Standard Chartered added to the downbeat banking outlook as it issued a warning to investors that first-half profit would be around 20 per cent below that of the same period last year.
The statement, which came after the Hong Kong stock market closed, sent the bank's London-listed shares tumbling more than 5 per cent to their lowest level since August 2012.
The profit warning also dragged HSBC stock down by around 1 per cent as investors reassessed the risks in the key Asian markets in which both banks earn most of their profits.
The Moody's analysis reflects those concerns, despite signs of stabilisation in Hong Kong property prices and broadly benign credit market conditions.
At the heart of the concern over rapid growth in exposure is mainland firms' ability to repay that debt as the economy there slows and the central government attempts to reform its inefficient state sector.
The key to keeping loan books healthy will be whether a raft of recent efforts to stabilise economic growth on the mainland work, according to Liao Qun, senior vice-president of strategy and planning at Citic Bank.

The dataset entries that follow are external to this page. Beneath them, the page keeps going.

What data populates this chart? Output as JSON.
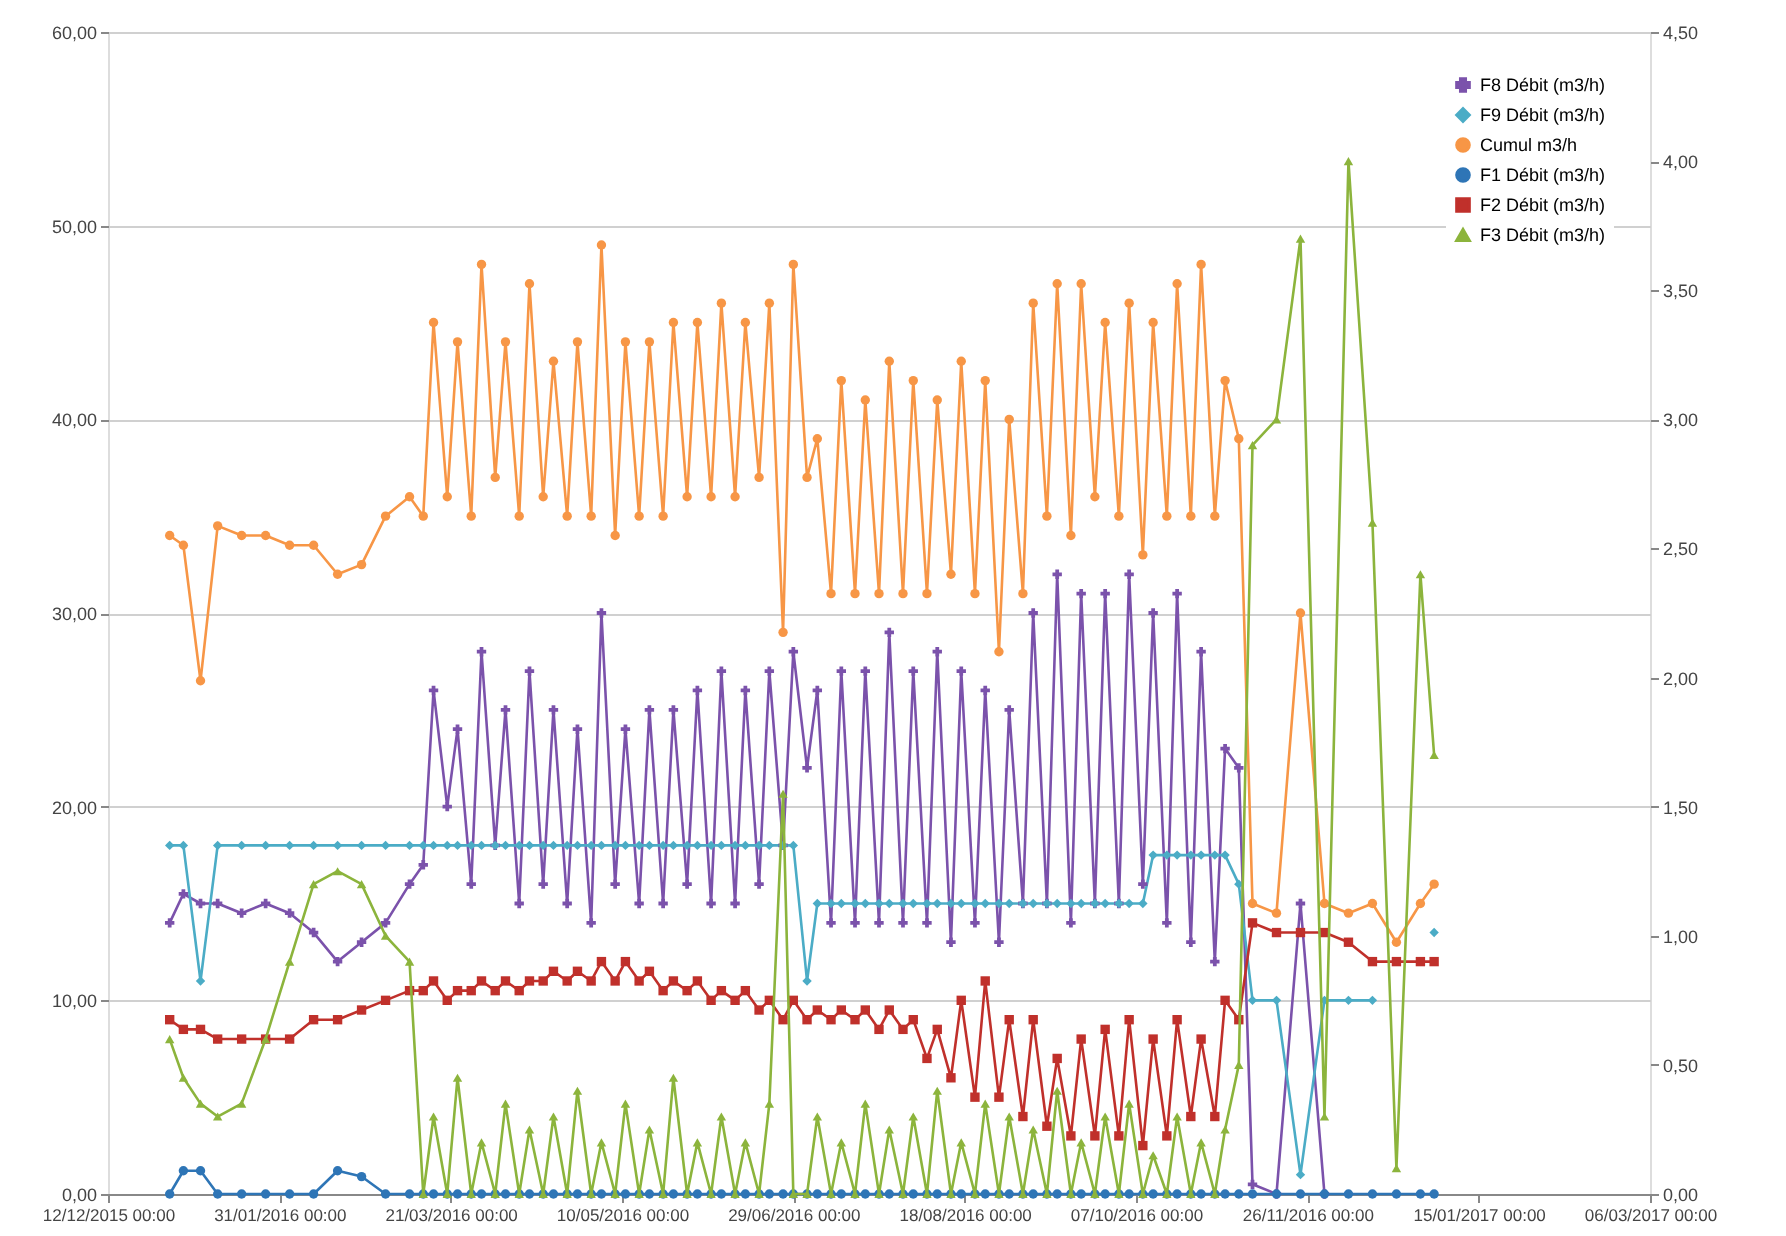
{
  "chart_data": {
    "type": "line",
    "x": [
      "2015-12-30",
      "2016-01-03",
      "2016-01-08",
      "2016-01-13",
      "2016-01-20",
      "2016-01-27",
      "2016-02-03",
      "2016-02-10",
      "2016-02-17",
      "2016-02-24",
      "2016-03-02",
      "2016-03-09",
      "2016-03-13",
      "2016-03-16",
      "2016-03-20",
      "2016-03-23",
      "2016-03-27",
      "2016-03-30",
      "2016-04-03",
      "2016-04-06",
      "2016-04-10",
      "2016-04-13",
      "2016-04-17",
      "2016-04-20",
      "2016-04-24",
      "2016-04-27",
      "2016-05-01",
      "2016-05-04",
      "2016-05-08",
      "2016-05-11",
      "2016-05-15",
      "2016-05-18",
      "2016-05-22",
      "2016-05-25",
      "2016-05-29",
      "2016-06-01",
      "2016-06-05",
      "2016-06-08",
      "2016-06-12",
      "2016-06-15",
      "2016-06-19",
      "2016-06-22",
      "2016-06-26",
      "2016-06-29",
      "2016-07-03",
      "2016-07-06",
      "2016-07-10",
      "2016-07-13",
      "2016-07-17",
      "2016-07-20",
      "2016-07-24",
      "2016-07-27",
      "2016-07-31",
      "2016-08-03",
      "2016-08-07",
      "2016-08-10",
      "2016-08-14",
      "2016-08-17",
      "2016-08-21",
      "2016-08-24",
      "2016-08-28",
      "2016-08-31",
      "2016-09-04",
      "2016-09-07",
      "2016-09-11",
      "2016-09-14",
      "2016-09-18",
      "2016-09-21",
      "2016-09-25",
      "2016-09-28",
      "2016-10-02",
      "2016-10-05",
      "2016-10-09",
      "2016-10-12",
      "2016-10-16",
      "2016-10-19",
      "2016-10-23",
      "2016-10-26",
      "2016-10-30",
      "2016-11-02",
      "2016-11-06",
      "2016-11-10",
      "2016-11-17",
      "2016-11-24",
      "2016-12-01",
      "2016-12-08",
      "2016-12-15",
      "2016-12-22",
      "2016-12-29",
      "2017-01-02"
    ],
    "series": [
      {
        "name": "F8 Débit (m3/h)",
        "color": "#7b52ab",
        "marker": "cross",
        "values": [
          14,
          15.5,
          15,
          15,
          14.5,
          15,
          14.5,
          13.5,
          12,
          13,
          14,
          16,
          17,
          26,
          20,
          24,
          16,
          28,
          18,
          25,
          15,
          27,
          16,
          25,
          15,
          24,
          14,
          30,
          16,
          24,
          15,
          25,
          15,
          25,
          16,
          26,
          15,
          27,
          15,
          26,
          16,
          27,
          18,
          28,
          22,
          26,
          14,
          27,
          14,
          27,
          14,
          29,
          14,
          27,
          14,
          28,
          13,
          27,
          14,
          26,
          13,
          25,
          15,
          30,
          15,
          32,
          14,
          31,
          15,
          31,
          15,
          32,
          16,
          30,
          14,
          31,
          13,
          28,
          12,
          23,
          22,
          0.5,
          0,
          15,
          0,
          null,
          null,
          null,
          null,
          null
        ]
      },
      {
        "name": "F9 Débit (m3/h)",
        "color": "#4bacc6",
        "marker": "diamond",
        "values": [
          18,
          18,
          11,
          18,
          18,
          18,
          18,
          18,
          18,
          18,
          18,
          18,
          18,
          18,
          18,
          18,
          18,
          18,
          18,
          18,
          18,
          18,
          18,
          18,
          18,
          18,
          18,
          18,
          18,
          18,
          18,
          18,
          18,
          18,
          18,
          18,
          18,
          18,
          18,
          18,
          18,
          18,
          18,
          18,
          11,
          15,
          15,
          15,
          15,
          15,
          15,
          15,
          15,
          15,
          15,
          15,
          15,
          15,
          15,
          15,
          15,
          15,
          15,
          15,
          15,
          15,
          15,
          15,
          15,
          15,
          15,
          15,
          15,
          17.5,
          17.5,
          17.5,
          17.5,
          17.5,
          17.5,
          17.5,
          16,
          10,
          10,
          1,
          10,
          10,
          10,
          null,
          null,
          13.5
        ]
      },
      {
        "name": "Cumul m3/h",
        "color": "#f79646",
        "marker": "circle",
        "values": [
          34,
          33.5,
          26.5,
          34.5,
          34,
          34,
          33.5,
          33.5,
          32,
          32.5,
          35,
          36,
          35,
          45,
          36,
          44,
          35,
          48,
          37,
          44,
          35,
          47,
          36,
          43,
          35,
          44,
          35,
          49,
          34,
          44,
          35,
          44,
          35,
          45,
          36,
          45,
          36,
          46,
          36,
          45,
          37,
          46,
          29,
          48,
          37,
          39,
          31,
          42,
          31,
          41,
          31,
          43,
          31,
          42,
          31,
          41,
          32,
          43,
          31,
          42,
          28,
          40,
          31,
          46,
          35,
          47,
          34,
          47,
          36,
          45,
          35,
          46,
          33,
          45,
          35,
          47,
          35,
          48,
          35,
          42,
          39,
          15,
          14.5,
          30,
          15,
          14.5,
          15,
          13,
          15,
          16
        ]
      },
      {
        "name": "F1 Débit (m3/h)",
        "color": "#2e75b6",
        "marker": "circle",
        "values": [
          0,
          1.2,
          1.2,
          0,
          0,
          0,
          0,
          0,
          1.2,
          0.9,
          0,
          0,
          0,
          0,
          0,
          0,
          0,
          0,
          0,
          0,
          0,
          0,
          0,
          0,
          0,
          0,
          0,
          0,
          0,
          0,
          0,
          0,
          0,
          0,
          0,
          0,
          0,
          0,
          0,
          0,
          0,
          0,
          0,
          0,
          0,
          0,
          0,
          0,
          0,
          0,
          0,
          0,
          0,
          0,
          0,
          0,
          0,
          0,
          0,
          0,
          0,
          0,
          0,
          0,
          0,
          0,
          0,
          0,
          0,
          0,
          0,
          0,
          0,
          0,
          0,
          0,
          0,
          0,
          0,
          0,
          0,
          0,
          0,
          0,
          0,
          0,
          0,
          0,
          0,
          0
        ]
      },
      {
        "name": "F2 Débit (m3/h)",
        "color": "#c0302b",
        "marker": "square",
        "values": [
          9,
          8.5,
          8.5,
          8,
          8,
          8,
          8,
          9,
          9,
          9.5,
          10,
          10.5,
          10.5,
          11,
          10,
          10.5,
          10.5,
          11,
          10.5,
          11,
          10.5,
          11,
          11,
          11.5,
          11,
          11.5,
          11,
          12,
          11,
          12,
          11,
          11.5,
          10.5,
          11,
          10.5,
          11,
          10,
          10.5,
          10,
          10.5,
          9.5,
          10,
          9,
          10,
          9,
          9.5,
          9,
          9.5,
          9,
          9.5,
          8.5,
          9.5,
          8.5,
          9,
          7,
          8.5,
          6,
          10,
          5,
          11,
          5,
          9,
          4,
          9,
          3.5,
          7,
          3,
          8,
          3,
          8.5,
          3,
          9,
          2.5,
          8,
          3,
          9,
          4,
          8,
          4,
          10,
          9,
          14,
          13.5,
          13.5,
          13.5,
          13,
          12,
          12,
          12,
          12
        ]
      },
      {
        "name": "F3 Débit (m3/h)",
        "color": "#8cb43c",
        "marker": "triangle",
        "axis": "y2",
        "values": [
          0.6,
          0.45,
          0.35,
          0.3,
          0.35,
          0.6,
          0.9,
          1.2,
          1.25,
          1.2,
          1.0,
          0.9,
          0,
          0.3,
          0,
          0.45,
          0,
          0.2,
          0,
          0.35,
          0,
          0.25,
          0,
          0.3,
          0,
          0.4,
          0,
          0.2,
          0,
          0.35,
          0,
          0.25,
          0,
          0.45,
          0,
          0.2,
          0,
          0.3,
          0,
          0.2,
          0,
          0.35,
          1.55,
          0,
          0,
          0.3,
          0,
          0.2,
          0,
          0.35,
          0,
          0.25,
          0,
          0.3,
          0,
          0.4,
          0,
          0.2,
          0,
          0.35,
          0,
          0.3,
          0,
          0.25,
          0,
          0.4,
          0,
          0.2,
          0,
          0.3,
          0,
          0.35,
          0,
          0.15,
          0,
          0.3,
          0,
          0.2,
          0,
          0.25,
          0.5,
          2.9,
          3.0,
          3.7,
          0.3,
          4.0,
          2.6,
          0.1,
          2.4,
          1.7
        ]
      }
    ],
    "xlim": [
      "2015-12-12",
      "2017-03-06"
    ],
    "xticks": [
      {
        "value": "2015-12-12",
        "label": "12/12/2015 00:00"
      },
      {
        "value": "2016-01-31",
        "label": "31/01/2016 00:00"
      },
      {
        "value": "2016-03-21",
        "label": "21/03/2016 00:00"
      },
      {
        "value": "2016-05-10",
        "label": "10/05/2016 00:00"
      },
      {
        "value": "2016-06-29",
        "label": "29/06/2016 00:00"
      },
      {
        "value": "2016-08-18",
        "label": "18/08/2016 00:00"
      },
      {
        "value": "2016-10-07",
        "label": "07/10/2016 00:00"
      },
      {
        "value": "2016-11-26",
        "label": "26/11/2016 00:00"
      },
      {
        "value": "2017-01-15",
        "label": "15/01/2017 00:00"
      },
      {
        "value": "2017-03-06",
        "label": "06/03/2017 00:00"
      }
    ],
    "ylim": [
      0,
      60
    ],
    "yticks": [
      {
        "value": 0,
        "label": "0,00"
      },
      {
        "value": 10,
        "label": "10,00"
      },
      {
        "value": 20,
        "label": "20,00"
      },
      {
        "value": 30,
        "label": "30,00"
      },
      {
        "value": 40,
        "label": "40,00"
      },
      {
        "value": 50,
        "label": "50,00"
      },
      {
        "value": 60,
        "label": "60,00"
      }
    ],
    "y2lim": [
      0,
      4.5
    ],
    "y2ticks": [
      {
        "value": 0,
        "label": "0,00"
      },
      {
        "value": 0.5,
        "label": "0,50"
      },
      {
        "value": 1,
        "label": "1,00"
      },
      {
        "value": 1.5,
        "label": "1,50"
      },
      {
        "value": 2,
        "label": "2,00"
      },
      {
        "value": 2.5,
        "label": "2,50"
      },
      {
        "value": 3,
        "label": "3,00"
      },
      {
        "value": 3.5,
        "label": "3,50"
      },
      {
        "value": 4,
        "label": "4,00"
      },
      {
        "value": 4.5,
        "label": "4,50"
      }
    ],
    "grid": "y",
    "legend": "top right",
    "line_style": "solid"
  }
}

"If China can maintain above 7 per cent growth this year, then I think the risk is low," Liao told the South China Morning Post. "That means there will be no massive defaults for mainland companies this year." The mainland government has a growth target of 7.5 per cent this year.
The Hong Kong Monetary Authority said the growth in exposure was a "natural consequence" of China's economic development.
"The results of our supervisory works suggest that the risks of mainland-related loans are prudently managed by banks," an authority spokeswoman said.